De verschillende Huizen van het Kind uit de eerstelijnszone Westhoek, gaan in de toekomst veel intensiever samenwerken. Ze werden door de Vlaamse Regering als pilootproject geselecteerd en kunnen zo in de komende twee jaar op maar liefst 450.000 euro rekenen. ‘Samenwerking zit ons, Westhoekinwoners, in het bloed. Dat hebben we al vaker bewezen,’ zegt een tevreden Loes Vandromme, Vlaams Parlementslid en schepen in Poperinge die het dossier hielp verdedigen in Brussel. ‘De extra middelen vanuit Vlaanderen zien we als een noodzakelijk element om onze plannen verder uit te werken én als een erkenning voor onze vastberaden wil tot samenwerking. Door de krachten te bundelen komen we verder!’
Huizen van het Kind
Elke Vlaamse gemeente beschikt ondertussen over een (al dan niet fysiek) Huis van het Kind. ‘In deze huizen komen organisaties samen die gezinnen helpen met kinderopvang, gezondheidszorg, vrijetijdsaanbod, opvoedingsondersteuning, workshops rond opvoeding, infosessies en nog veel meer. Kortom ouders en kinderen kunnen er terecht voor alles rond opvoeden en opgroeien,’ vertelt Vlaams Parlementslid Loes Vandromme en tevens schepen van Huis van het Kind in Poperinge.

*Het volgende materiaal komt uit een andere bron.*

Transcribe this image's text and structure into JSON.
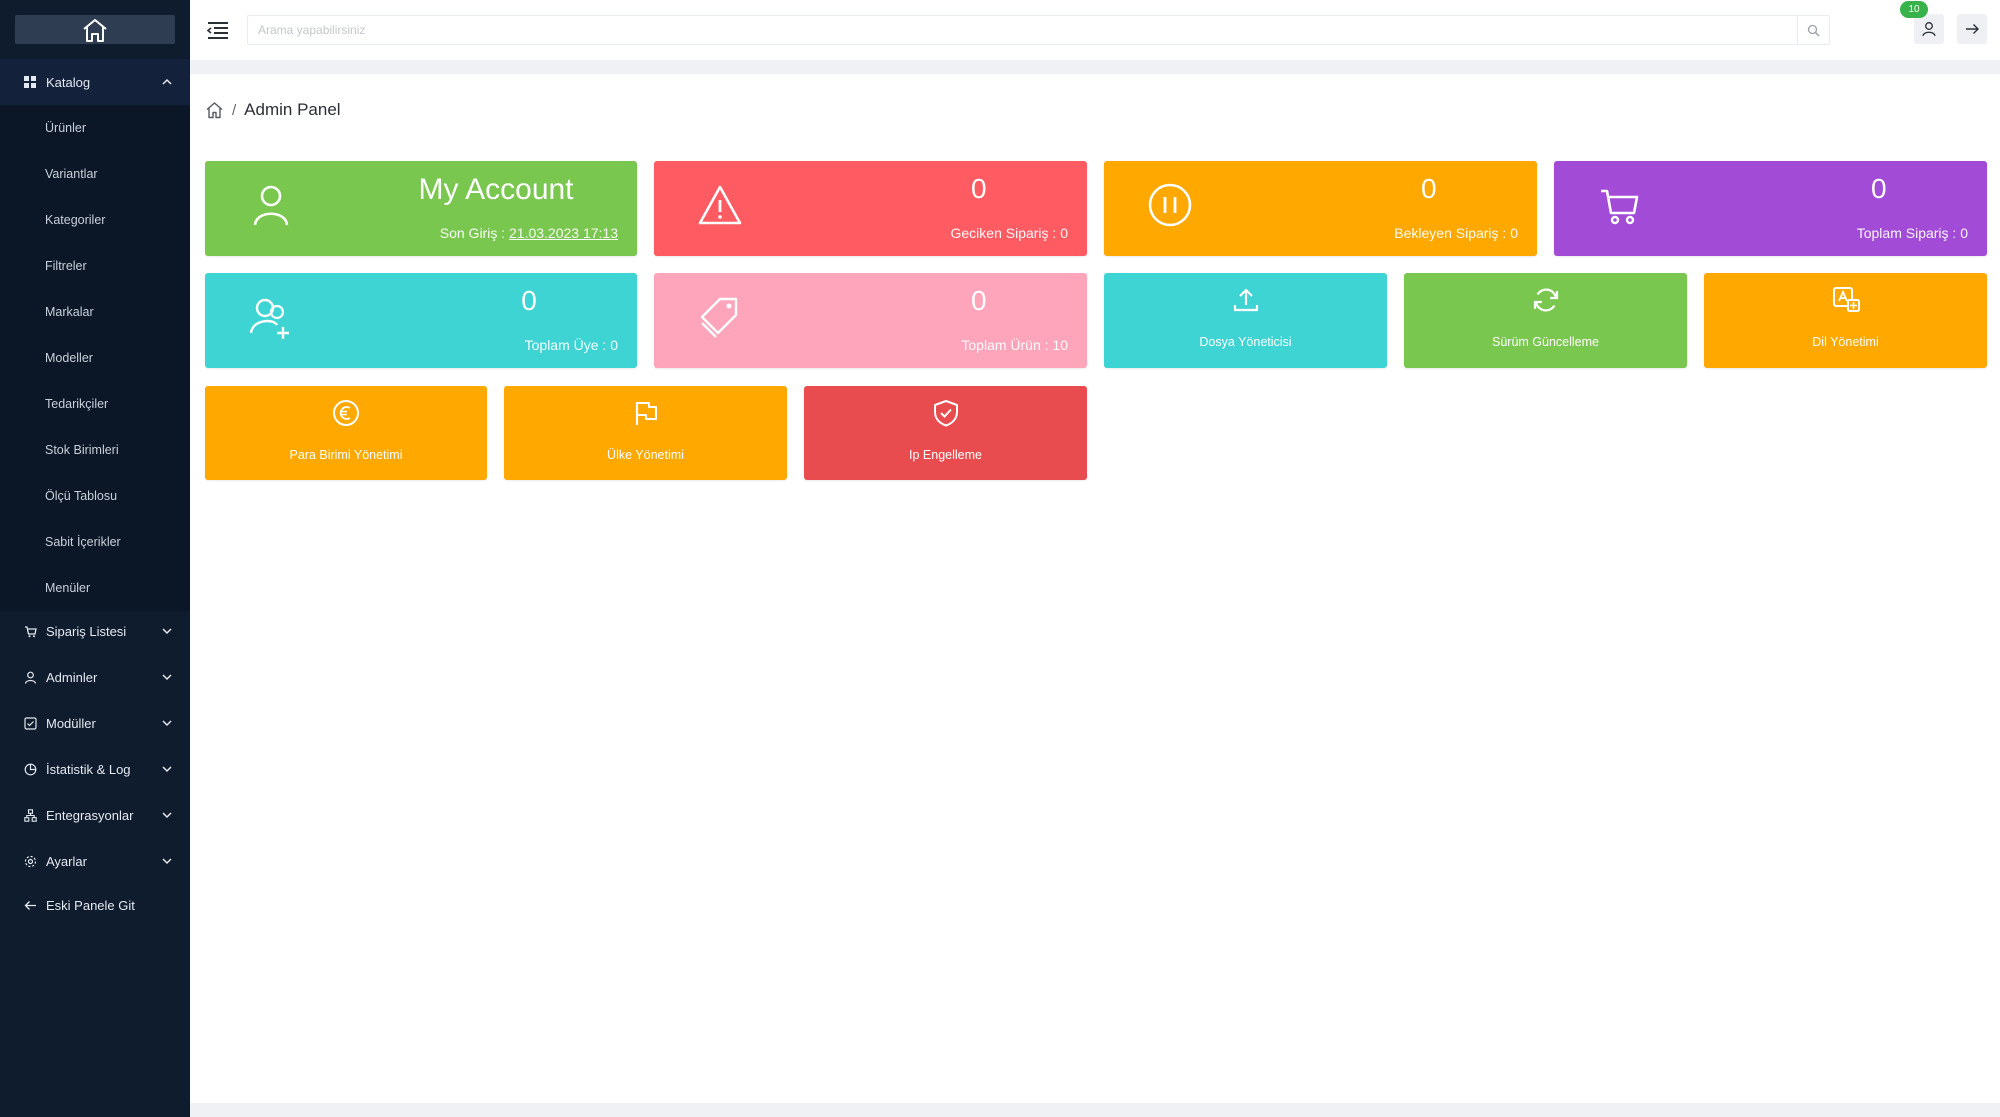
{
  "sidebar": {
    "sections": [
      {
        "label": "Katalog",
        "icon": "grid-icon",
        "expanded": true
      },
      {
        "label": "Sipariş Listesi",
        "icon": "cart-icon"
      },
      {
        "label": "Adminler",
        "icon": "user-icon"
      },
      {
        "label": "Modüller",
        "icon": "checkbox-icon"
      },
      {
        "label": "İstatistik & Log",
        "icon": "pie-chart-icon"
      },
      {
        "label": "Entegrasyonlar",
        "icon": "network-icon"
      },
      {
        "label": "Ayarlar",
        "icon": "gear-icon"
      },
      {
        "label": "Eski Panele Git",
        "icon": "arrow-left-icon"
      }
    ],
    "catalog_items": [
      {
        "label": "Ürünler"
      },
      {
        "label": "Variantlar"
      },
      {
        "label": "Kategoriler"
      },
      {
        "label": "Filtreler"
      },
      {
        "label": "Markalar"
      },
      {
        "label": "Modeller"
      },
      {
        "label": "Tedarikçiler"
      },
      {
        "label": "Stok Birimleri"
      },
      {
        "label": "Ölçü Tablosu"
      },
      {
        "label": "Sabit İçerikler"
      },
      {
        "label": "Menüler"
      }
    ]
  },
  "topbar": {
    "search_placeholder": "Arama yapabilirsiniz",
    "notification_count": "10"
  },
  "breadcrumb": {
    "current": "Admin Panel"
  },
  "stat_cards": {
    "account": {
      "title": "My Account",
      "last_login_label": "Son Giriş :",
      "last_login_value": "21.03.2023 17:13",
      "color": "#7ac74f"
    },
    "delayed": {
      "value": "0",
      "label": "Geciken Sipariş : 0",
      "color": "#ff5b63"
    },
    "pending": {
      "value": "0",
      "label": "Bekleyen Sipariş : 0",
      "color": "#ffa800"
    },
    "total_orders": {
      "value": "0",
      "label": "Toplam Sipariş : 0",
      "color": "#a24bd6"
    },
    "members": {
      "value": "0",
      "label": "Toplam Üye : 0",
      "color": "#3fd4d4"
    },
    "products": {
      "value": "0",
      "label": "Toplam Ürün : 10",
      "color": "#ffa5bb"
    }
  },
  "tiles": {
    "file_manager": {
      "label": "Dosya Yöneticisi",
      "color": "#3fd4d4"
    },
    "version_update": {
      "label": "Sürüm Güncelleme",
      "color": "#7ac74f"
    },
    "language": {
      "label": "Dil Yönetimi",
      "color": "#ffa800"
    },
    "currency": {
      "label": "Para Birimi Yönetimi",
      "color": "#ffa800"
    },
    "country": {
      "label": "Ülke Yönetimi",
      "color": "#ffa800"
    },
    "ip_block": {
      "label": "Ip Engelleme",
      "color": "#e84c4f"
    }
  }
}
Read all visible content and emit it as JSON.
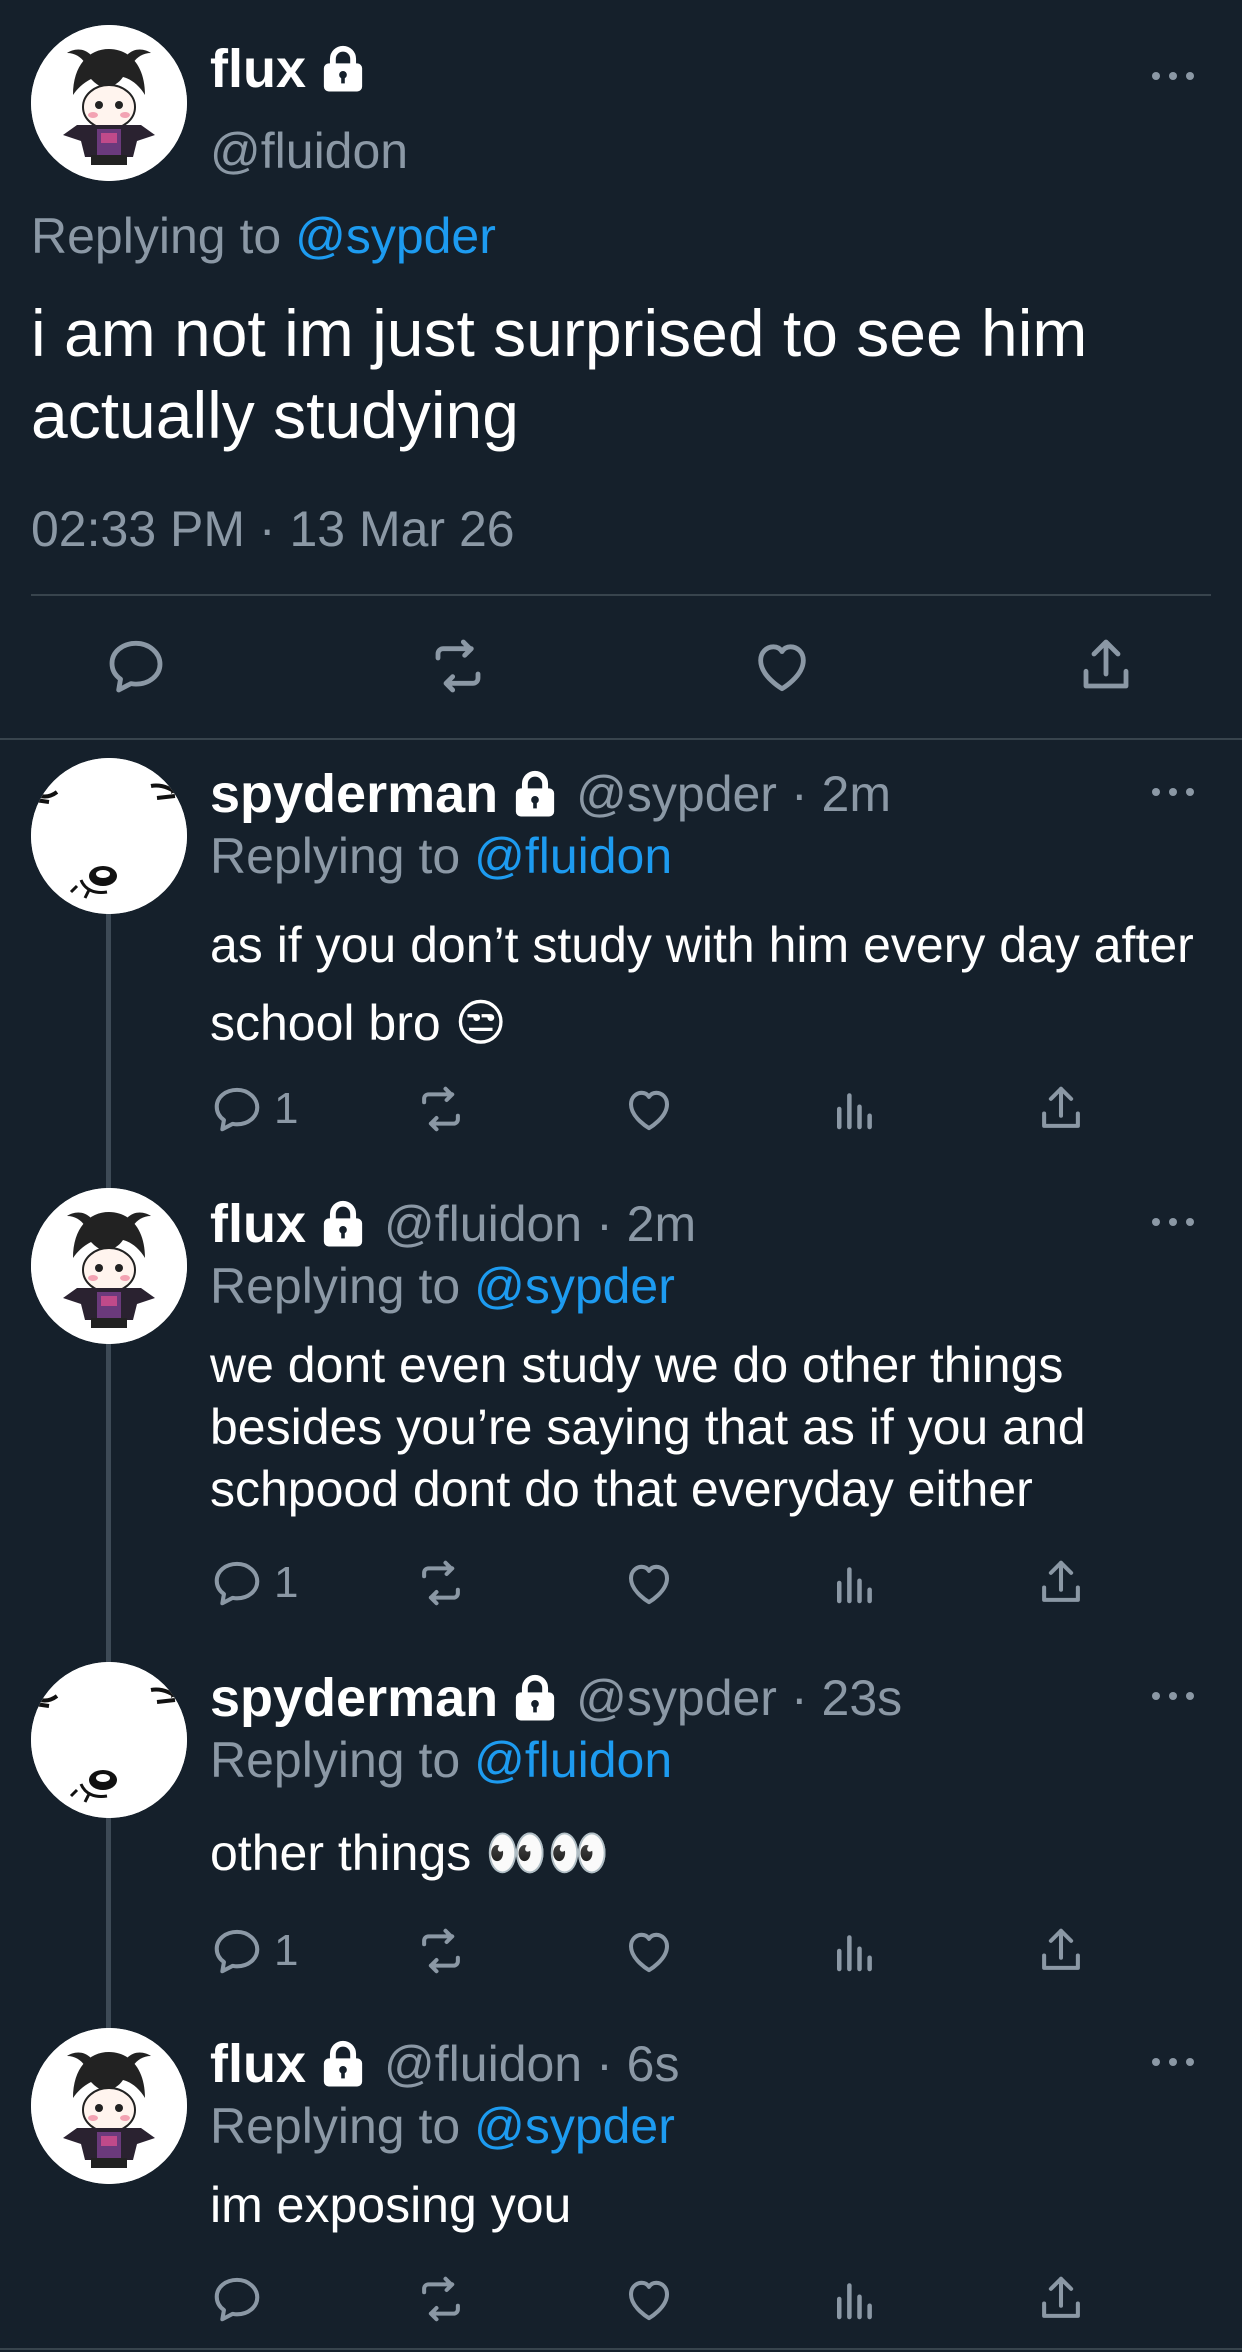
{
  "main_tweet": {
    "name": "flux",
    "handle": "@fluidon",
    "replying_prefix": "Replying to",
    "replying_handle": "@sypder",
    "text": "i am not im just surprised to see him actually studying",
    "timestamp": "02:33 PM · 13 Mar 26"
  },
  "replies": [
    {
      "name": "spyderman",
      "handle": "@sypder",
      "time": "· 2m",
      "replying_prefix": "Replying to",
      "replying_handle": "@fluidon",
      "text": "as if you don’t study with him every day after school bro 😒",
      "reply_count": "1"
    },
    {
      "name": "flux",
      "handle": "@fluidon",
      "time": "· 2m",
      "replying_prefix": "Replying to",
      "replying_handle": "@sypder",
      "text": "we dont even study we do other things besides you’re saying that as if you and schpood dont do that everyday either",
      "reply_count": "1"
    },
    {
      "name": "spyderman",
      "handle": "@sypder",
      "time": "· 23s",
      "replying_prefix": "Replying to",
      "replying_handle": "@fluidon",
      "text": "other things 👀👀",
      "reply_count": "1"
    },
    {
      "name": "flux",
      "handle": "@fluidon",
      "time": "· 6s",
      "replying_prefix": "Replying to",
      "replying_handle": "@sypder",
      "text": "im exposing you",
      "reply_count": ""
    }
  ],
  "icons": {
    "reply": "reply-bubble-icon",
    "retweet": "retweet-icon",
    "like": "heart-icon",
    "views": "analytics-icon",
    "share": "share-icon",
    "protected": "lock-icon",
    "more": "more-dots-icon"
  },
  "colors": {
    "background": "#15202b",
    "muted": "#8b98a5",
    "link": "#1d9bf0",
    "divider": "#38444d"
  }
}
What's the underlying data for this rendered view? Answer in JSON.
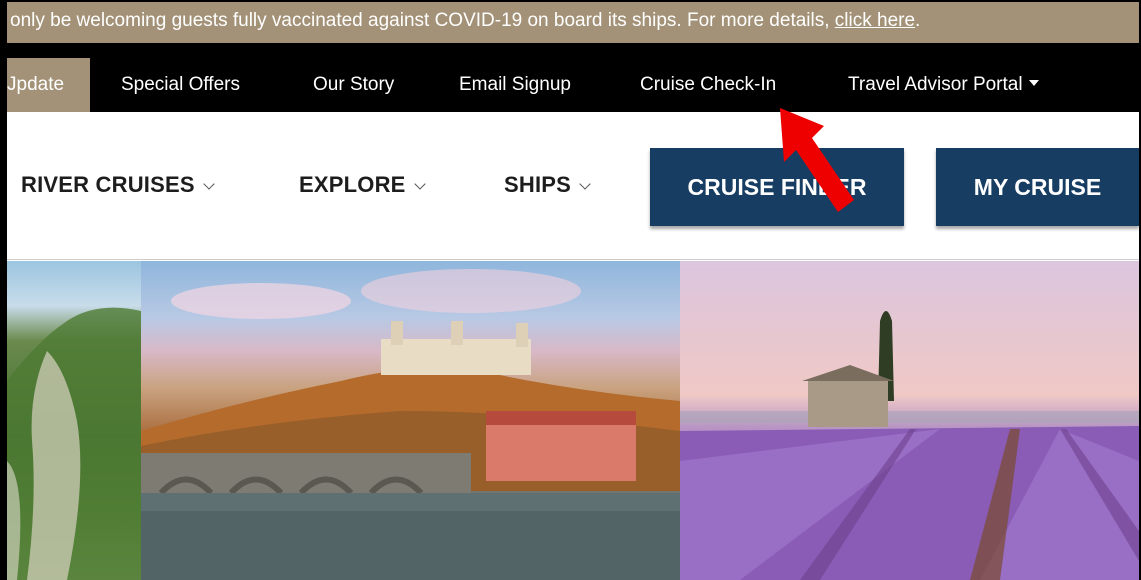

Nu willen de verschillende Huizen van het Kind in de eerstelijnszone Westhoek een niveau hoger schakelen door, over de gemeentegrenzen heen, intensief te gaan samenwerken. De projectaanvraag werd door minister voor Welzijn, Hilde Crevits weerhouden om als één van de zes pilootprojecten in Vlaanderen in september 2024 van start te kunnen gaan.
Concreet gaan de Huizen van Poperinge, Vleteren, Mesen, Heuvelland, Houthulst, Lo-Reninge, Langemark-Poelkapelle, Zonnebeke en Ieper een samenwerkingsverband aan. De aparte werkingen worden geïntegreerd in één Huis van het Kind Westhoek. In de komende twee jaar wordt een sterk netwerk gevormd, samen met de verschillende partners die betrokken zijn bij de doelgroep van ouders met kinderen. Binnen dat netwerk worden kennis en expertise gedeeld om complexe vragen te beantwoorden en wordt er ook gewerkt aan een duidelijk overzicht waar netwerkpartners hun aanbod kenbaar kunnen maken.
‘Zeer belangrijk voor onze landelijke regio is ook een goede regionale spreiding van het aanbod,’ gaat Vandromme verder. ‘Ook daar zetten we via dit project nog meer op in. We bouwen de fysieke locaties verder uit en voorzien laagdrempelige informatie-, onthaal- en antennepunten. ‘
Ook 500.000 euro voor pilootproject Vroegdiagnostiek in West-Vlaanderen
Daarbij aansluitend keurde de Vlaamse Regering, op voorstel van minister Crevits, ook een pilootproject rond vroegdiagnostiek in West-Vlaanderen goed. Het project, dat twee jaar zal duren, focust op het oprichten van laagdrempelige diagnostische plekken waar ook zorg- en ondersteuningstrajecten op maat georganiseerd worden. Kennis en expertise van deskundigen wordt er samengebracht om zo een antwoord te kunnen bieden op de heel diverse diagnostische vragen. Dit project zal ook inhaken op het pilootproject van de Huizen van het Kind om te kijken hoe diagnostiek zo georganiseerd kan worden dat ouders die zich zorgen maken over hun kind niet meer van het kastje naar de muur worden gestuurd. Vlaanderen voorziet hier 500.000 euro voor.
‘De uitdagingen op vlak van opvoedingsondersteuning zijn groot en er zijn ontzettend veel actoren bij betrokken. Daarom is samenwerking, zeker in een landelijke regio waar het aanbod versnipperd of soms zelfs onbestaande is, zo belangrijk,’ besluit Loes Vandromme. ‘Het harde werk van de vele organisaties en onze vastberaden wil tot samenwerken wordt op deze manier ook erkend door Vlaanderen.’